2º “Apártate de mí que soy un pobre pecador”. He aquí el humilde reconocimiento de nuestra pequeñez ante la grandeza y el poder de Dios. Los cuatro avezados profesionales de la pesca cansados, después de trabajar toda la noche intentando aquí y allá encontrar los bancos de peces, ven estupefactos como llega Jesús y revientan las redes. Las criaturas y la Naturaleza le obedecen, como pasó cuando calmó las aguas, porque es el Señor del universo creador de todo. Se nos olvida frecuentemente quién es este hombre, Jesús de Nazaret, que vivió sencillamente como un judío de su tiempo, sus costumbres, sus prácticas religiosas, su trabajo, sus comidas eran las mismas. Pienso que los apóstoles convivirían con él como un compañero más, compartirían la comida, reirían juntos, descansarían próximos, pero Jesús es el hijo de Dios. Los apóstoles se quedan tan admirados de su poder, que no se sienten dignos de su compañía. Como nosotros repetimos ante el milagro de la eucaristía, antes de recibirlo.

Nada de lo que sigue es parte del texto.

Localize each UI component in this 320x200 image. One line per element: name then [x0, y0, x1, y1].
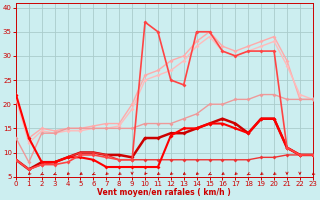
X-axis label: Vent moyen/en rafales ( km/h ): Vent moyen/en rafales ( km/h ) [98, 188, 231, 197]
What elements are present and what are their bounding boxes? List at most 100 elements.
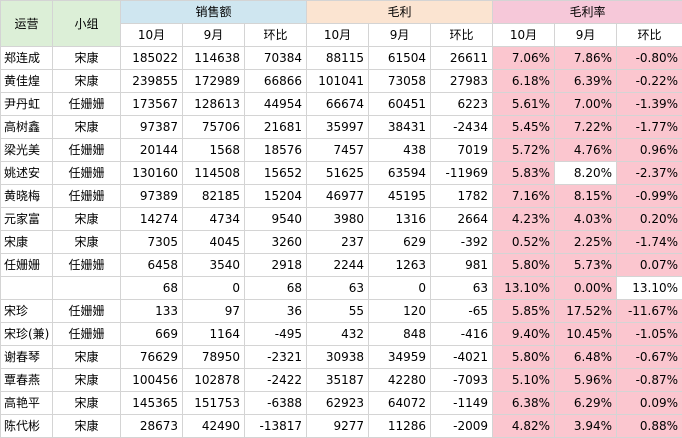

3º.-“Desde ahora serás pescador de hombres” Llega la llamada, la vocación al trabajo y a la entrega en una difícil misión. Jesús ha tenido que mostrarles con hechos prodigiosos quién es el que los invita a una vida nueva. El llamamiento no es solo para los apóstoles sino, para todos sus seguidores.

Ser “pescadores de hombres” se ha interpretado como labor publicitaria y proselitista para ganar clientela con doble beneficio, porque exigimos una paga por ello. No. Tiene que ser la gratuita necesidad de comunicar una esperanza y una alegría a los demás ante el sinsentido de la vida de una sociedad  llena de injusticias y falta de amor. Es hacer un regalo a los que nos rodean del tesoro que hemos descubierto y no puede quedarse en nuestra intimidad: la palabra de Jesús que, como la levadura, fermentará toda la masa. El mandato de la salvación es plural, la formación espiritual, la oración, las prácticas religiosas, todo está encaminado a ser revertido en el prójimo. El diario ascenso de la vida del cristiano no puede ser individual, tiene que desparramarse por el mundo  renovarlo y cambiarlo. La verticalidad que a Dios nos lleva se apoya en la firmeza del “nosotros”.